Member APDT, Pet Professional Guild and SHRM

Indoor Winter Activities

A yellow labrador puppy looking up at a person.

If you live in a cold winter climate like I do and don’t particularly like to be in the cold for a long time, it can be even more challenging to keep your dog entertained. However, many indoor activities help prevent boredom and give your dog physical and mental stimulation.

Physical Activities:

Fetch – throw the ball or toy for your dog. Be careful of furniture and fragile items in your home.

Play Date – have a friend or neighbor bring their dog over so they can keep each other occupied with play.

Agility Course – set up a small tunnel or poles and teach your dog to navigate those items with treats. They will be running through those quickly in no time!

Treadmill – have your dog walk on the treadmill at a safe speed. Only under supervision!

Bones – as a special treat, give your dog a raw bone to chew. These don’t splinter like cooked bones do.

Mental Activities:

Snuffle Mat/Lick Mat – hide treats inside this mat. Your dog will enjoy sniffing out those treats. Or, put peanut butter on a lick mat for your dog to enjoy. Frozen will take even longer.

Muffin Tin – place a tennis ball in each cup with a treat hidden under most or all of them and let your dog find the treats.

Rug Exercise – roll up a mat with treats inside and let your dog use his nose to unroll the mat to find those treats.

Food Puzzles – you can purchase many food puzzles online and at stores including Kongs, slow feeders, and other puzzles that can give your dog a wonderful outlet. You can use these for their regular meals as well.
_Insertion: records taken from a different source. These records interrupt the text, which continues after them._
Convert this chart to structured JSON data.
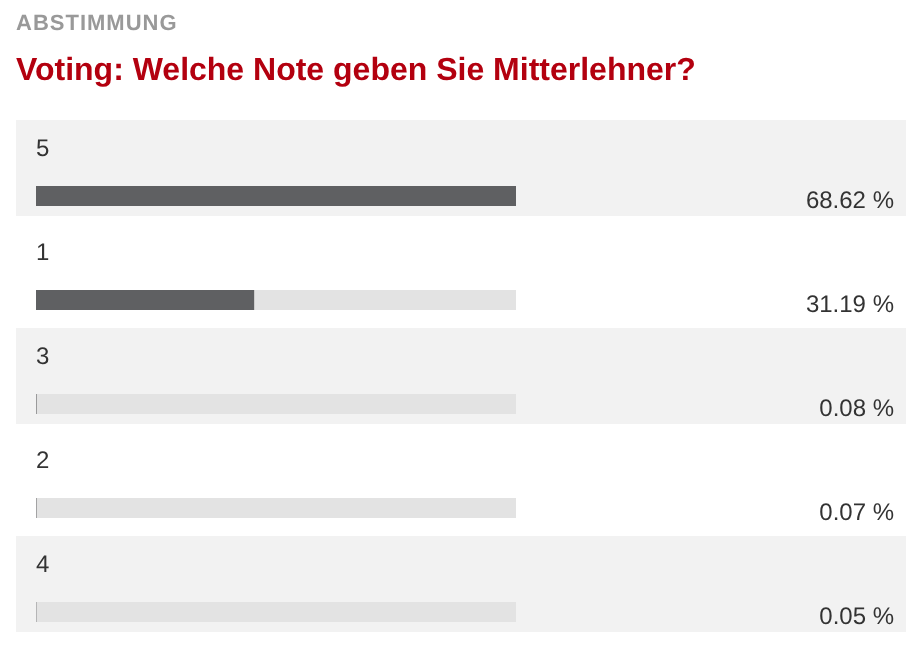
{
  "chart_data": {
    "type": "bar",
    "orientation": "horizontal",
    "subtitle": "ABSTIMMUNG",
    "title": "Voting: Welche Note geben Sie Mitterlehner?",
    "categories": [
      "5",
      "1",
      "3",
      "2",
      "4"
    ],
    "values": [
      68.62,
      31.19,
      0.08,
      0.07,
      0.05
    ],
    "value_labels": [
      "68.62 %",
      "31.19 %",
      "0.08 %",
      "0.07 %",
      "0.05 %"
    ],
    "color": "#5f6062"
  }
}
Containers – place several containers on the floor upside down and hide a treat under one of them. Lift each container as your dog touches it with his nose until he finds the right one!

Car Rides – does your dog enjoy the car? Here is an opportunity for both of you to get out of the house. Bonus: your dog can be socialized by taking in sights and sounds while doing something he enjoys.

Physical and Mental Activities:

Flirt Pole – this toy looks like a fishing pole with a toy tied on the end. You can move it around and your dog can enjoy a game of chase.

Scent Work – hide treats in a box and hide the box so your dog uses his nose to find it. Start by making it easy and then more challenging as your dog gets better at it.

Tricks – there are many tricks you can teach your dog such as paw, rollover, weaving, bowing, playing dead, and spinning. The possibilities are endless!

Training – revisit those commands you learned during previous training or focus on new ones. Many commands can be reinforced with fun activities. “Coming when called” can be reinforced with a game of hide and seek. Or practice “wait” and “come” by setting up objects that your dog must pass by (and ignore) to get to you. Practice loose leashing walking and “leave it” by placing objects on the ground that your dog must ignore to keep up the pace with you.

There are many indoor activities that you can enjoy with your dog during the cold months that can provide mental and physical stimulation. And, as they say, “A tired dog is a good dog!”